At this point, the low damage payments take on a different coloration, as do the charges against the Sacklers. Justice Gorsuch notes that a Purdue affiliate pleaded guilty to the federal felony of misbranding drugs. But there is no linkage whatsoever between those activities and the harms observed in these individual cases. Criminal deterrence is a vital part of any scheme for controlling dangerous drugs, but proof of criminal liability does not establish any form of civil liability. The same can be said about the Sacklers’ overconfidence in the ability of OxyContin’s time-release formula to block misuse by downstream actors.

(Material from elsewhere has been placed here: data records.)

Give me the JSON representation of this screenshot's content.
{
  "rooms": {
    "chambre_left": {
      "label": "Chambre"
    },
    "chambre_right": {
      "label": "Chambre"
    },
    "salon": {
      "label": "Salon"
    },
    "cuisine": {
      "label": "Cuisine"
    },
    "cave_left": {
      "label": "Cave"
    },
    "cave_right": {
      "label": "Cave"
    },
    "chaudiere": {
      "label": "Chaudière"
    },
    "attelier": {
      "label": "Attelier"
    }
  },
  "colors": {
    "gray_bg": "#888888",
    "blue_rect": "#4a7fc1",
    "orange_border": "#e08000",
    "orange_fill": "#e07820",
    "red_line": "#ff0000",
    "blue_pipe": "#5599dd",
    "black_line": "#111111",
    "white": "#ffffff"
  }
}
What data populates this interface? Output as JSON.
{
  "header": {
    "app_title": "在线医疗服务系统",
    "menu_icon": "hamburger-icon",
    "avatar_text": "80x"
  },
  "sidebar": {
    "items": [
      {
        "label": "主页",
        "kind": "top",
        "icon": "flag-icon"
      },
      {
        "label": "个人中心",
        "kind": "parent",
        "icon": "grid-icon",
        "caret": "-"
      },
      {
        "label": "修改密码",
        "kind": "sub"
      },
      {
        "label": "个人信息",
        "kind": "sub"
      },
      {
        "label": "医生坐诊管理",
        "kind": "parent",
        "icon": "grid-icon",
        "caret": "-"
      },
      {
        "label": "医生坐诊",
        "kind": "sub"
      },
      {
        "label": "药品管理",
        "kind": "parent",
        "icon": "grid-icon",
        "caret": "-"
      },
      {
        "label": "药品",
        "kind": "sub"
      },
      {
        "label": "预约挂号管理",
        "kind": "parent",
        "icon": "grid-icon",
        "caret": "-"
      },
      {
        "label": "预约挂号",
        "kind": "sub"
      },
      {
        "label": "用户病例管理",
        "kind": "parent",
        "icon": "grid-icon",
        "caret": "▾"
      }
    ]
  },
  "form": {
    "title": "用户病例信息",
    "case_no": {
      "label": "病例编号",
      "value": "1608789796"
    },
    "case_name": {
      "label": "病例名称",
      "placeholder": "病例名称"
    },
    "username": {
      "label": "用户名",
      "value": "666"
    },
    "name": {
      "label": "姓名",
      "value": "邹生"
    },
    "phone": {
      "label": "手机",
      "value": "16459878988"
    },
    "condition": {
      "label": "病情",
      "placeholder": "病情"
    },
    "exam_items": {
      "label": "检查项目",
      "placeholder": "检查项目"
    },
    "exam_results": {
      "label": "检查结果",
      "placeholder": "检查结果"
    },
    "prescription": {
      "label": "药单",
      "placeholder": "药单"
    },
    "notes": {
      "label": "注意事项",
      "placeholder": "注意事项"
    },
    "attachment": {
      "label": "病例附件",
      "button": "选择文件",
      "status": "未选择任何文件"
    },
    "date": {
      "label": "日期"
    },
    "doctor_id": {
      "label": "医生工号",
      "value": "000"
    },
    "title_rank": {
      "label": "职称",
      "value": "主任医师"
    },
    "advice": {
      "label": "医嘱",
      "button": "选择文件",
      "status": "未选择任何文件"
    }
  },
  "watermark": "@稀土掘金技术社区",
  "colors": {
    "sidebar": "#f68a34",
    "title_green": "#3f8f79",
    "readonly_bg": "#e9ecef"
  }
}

None of these issues is related to any of the individual losses.

The situation is the same with respect to the various claims by institutions that claim funds for their various programs. But what is the legal source of their claim? If they have decided on their own volition to aid opioid victims, that money should come from public funds, because it is against principle that they can impose liability on any third party by deciding to give aid to persons in distress. They are, of course, entitled to reimbursement for these costs from any recovery that these individual claimants have made. But since the individual claims are likely worthless, the derivative claims are worthless as well. 

The claimants may think it possible to make a ubiquitous claim of a public nuisance. But this claim should be rejected out of hand, because there is nothing remotely similar to the blocking of a road or the polluting of a river, whereby there is no “unreasonable interference with a right common to the general public.” The situation looks even worse when the proceeds of these suits are folded into general public expenditures, so that it looks like governments are trying to fob off ordinary public expenditures on the drug companies.

Taking these complications to heart, it looks as though the dismissal of the settlement is a loss for the various plaintiffs, who now have to wait for new negotiations with the Sacklers that may never come. The Sacklers may well sit tight if they cannot make a partial peace. The plaintiffs get nothing in the meantime. Justice Gorsuch seems to take some satisfaction from keeping the Sacklers on the hook. He and his supporters on and off the court should ask what is gained by keeping large groups of plaintiffs on tenterhooks when there is no deal in the offing.